You need a statement over who owns the file. This is what a copyright statement does, but at the expense of saying that the document has been published for all to read, and that copyright law is to be used to sort out unauthorised use. Your manager might prefer to release the file only under a non-disclosure agreement that has different consequences. Or he may choose some other route. It is his decision.
A statement of the extent of the intended applications of the file might be appropriate. This impresses your customer that you have considered what your program might be used for (and I hope you checked that it will do it!). And it lets you tell your other customers that the program was not designed to do what they are about to do with it, so they must suffer the consequences of what it does do. If you think this is back covering, I would agree, and I despair that it is necessary at times.
Finally, I come to something that use to be de rigeur, but, thankfully, is now usually omitted. This is to list a complete example of the character set used. Its necessity goes back to the days when not only could the computer manufacturers not agree what the character set was, but also they couldn't agree how many bits there were in a byte. And just to confuse matters, most manufacturers supported at least two contradictory character sets, neither of which included everything in what is now known as the ASCII 128 character set.

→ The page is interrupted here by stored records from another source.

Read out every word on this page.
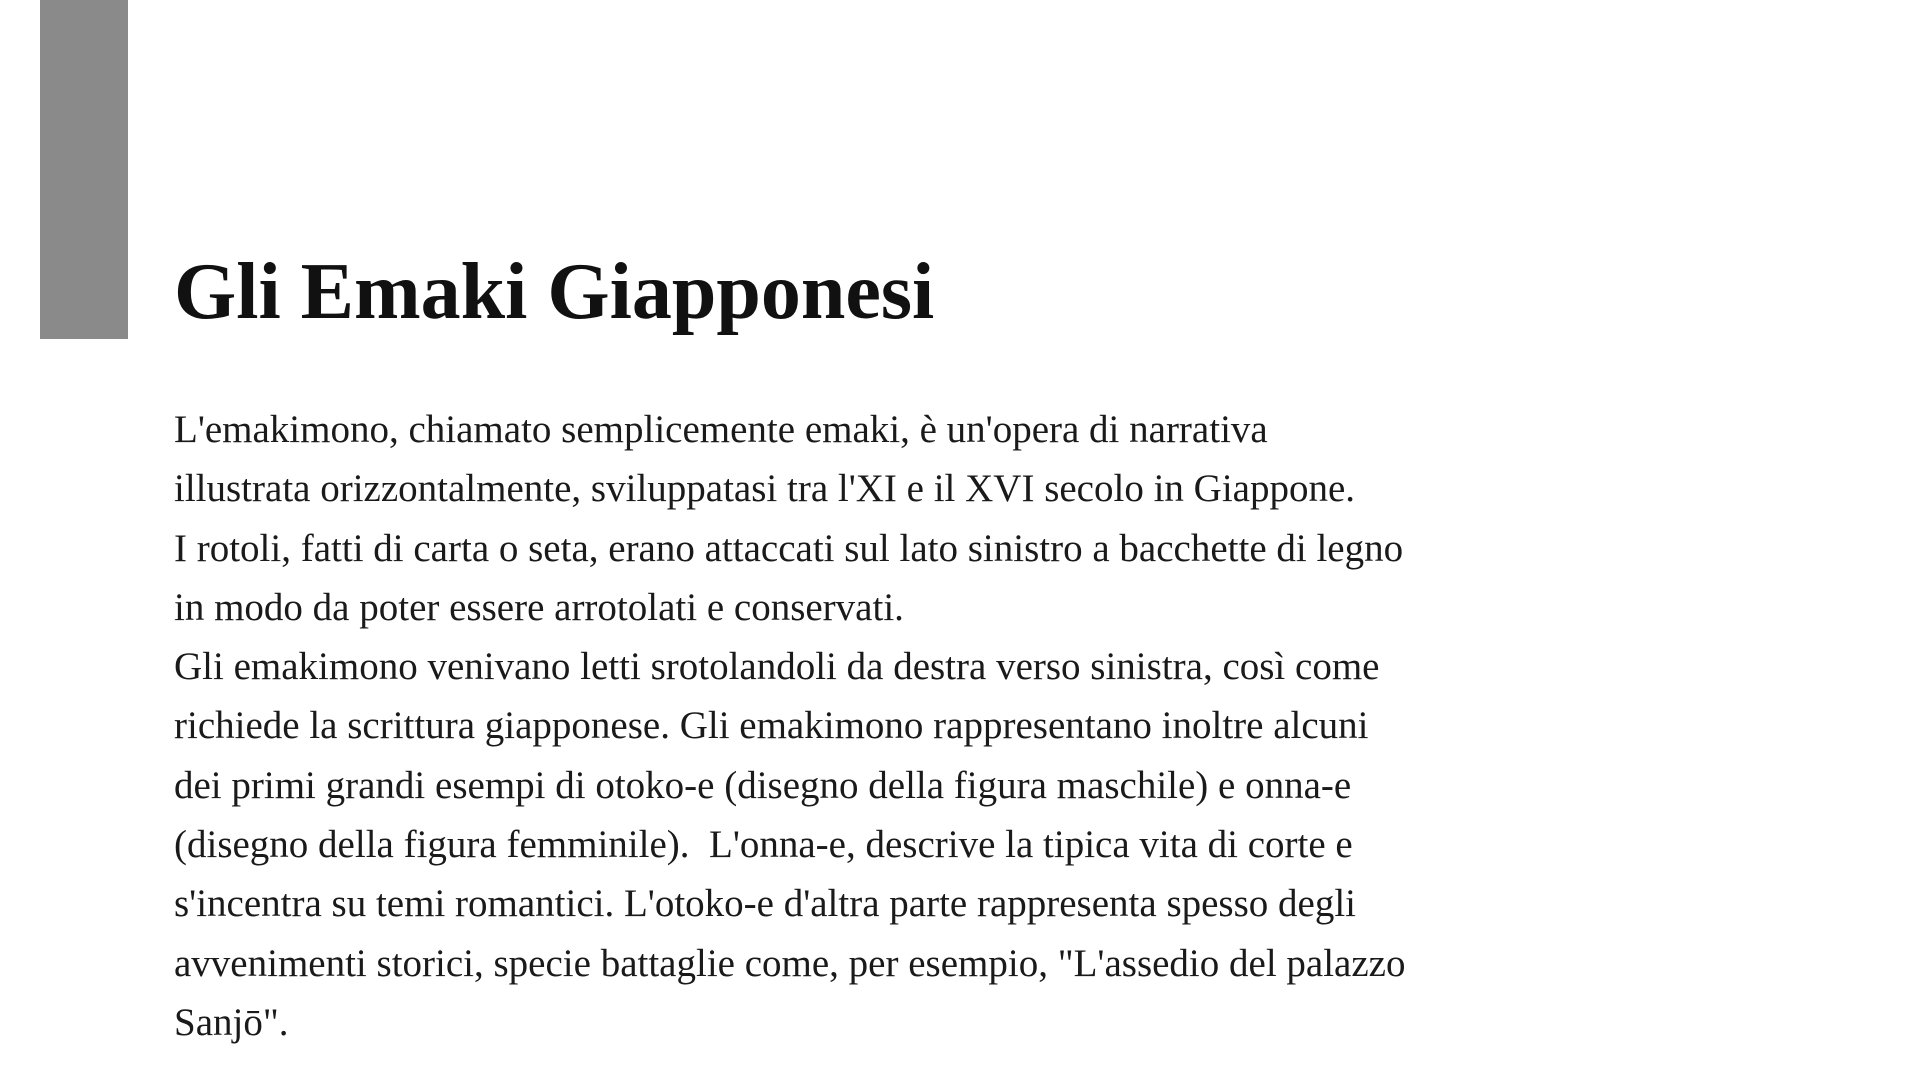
Gli Emaki Giapponesi
L'emakimono, chiamato semplicemente emaki, è un'opera di narrativa
illustrata orizzontalmente, sviluppatasi tra l'XI e il XVI secolo in Giappone.
I rotoli, fatti di carta o seta, erano attaccati sul lato sinistro a bacchette di legno
in modo da poter essere arrotolati e conservati.
Gli emakimono venivano letti srotolandoli da destra verso sinistra, così come
richiede la scrittura giapponese. Gli emakimono rappresentano inoltre alcuni
dei primi grandi esempi di otoko-e (disegno della figura maschile) e onna-e
(disegno della figura femminile).  L'onna-e, descrive la tipica vita di corte e
s'incentra su temi romantici. L'otoko-e d'altra parte rappresenta spesso degli
avvenimenti storici, specie battaglie come, per esempio, "L'assedio del palazzo
Sanjō".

Whilst the characters used by the FORTRAN-66 standard would usually be translated between character sets unscathed, what happened to anything else was pot luck, and possibly dependent on the precise order in which the character set conversion utilities were run.
The only protection the hapless programmer had was to list the character set he used at the beginning of his file, as a column containing an example of the characters together with a column giving the character's name. Starting with a listing of the file header from the host computer, he would then try to sort out what had happened during the file transfer to the target machine. Then he had to fix it before attempting to build his code.
Fortunately, such happy days departed us with the acceptance of the 8 bit byte and the ASCII character set, now codified by ISO-646 and ISO-8859-1. But we are now entering the era of wide character sets and, despite the guidance of ISO-10646, I wonder if such halcyon days will return.
Perhaps they already have as I recently encountered the problem that the hard type faces and point sizes present on the development machine had been assumed to be present on the target machine. They weren't.
If you've stayed with me to here, I think you've gone through some fairly heavy material at times. I hope I've justified why the various file header entries should be present. But it is attention to this sort of detail that separates the jobbing coder from the master programmer, or the unemployable hacker from the competent, sort after, highly paid, professional.
I haven't given an example of a file header because there is too much tailoring required: there is too much that might (or might not) be wanted. If like what I have said, and are starting from scratch, just type in everything you think applicable with a couple of lines space between each item. As time goes by you may want to change the layout, but that is all I do.
I can't claim that this list is complete, only that each item is based on somebody's bitter experience, somewhere.
So what have I omitted? What caused you to have to include your suggestion in your work? Where have I gone over the top? What of the above would you not include in a file header? Over to you.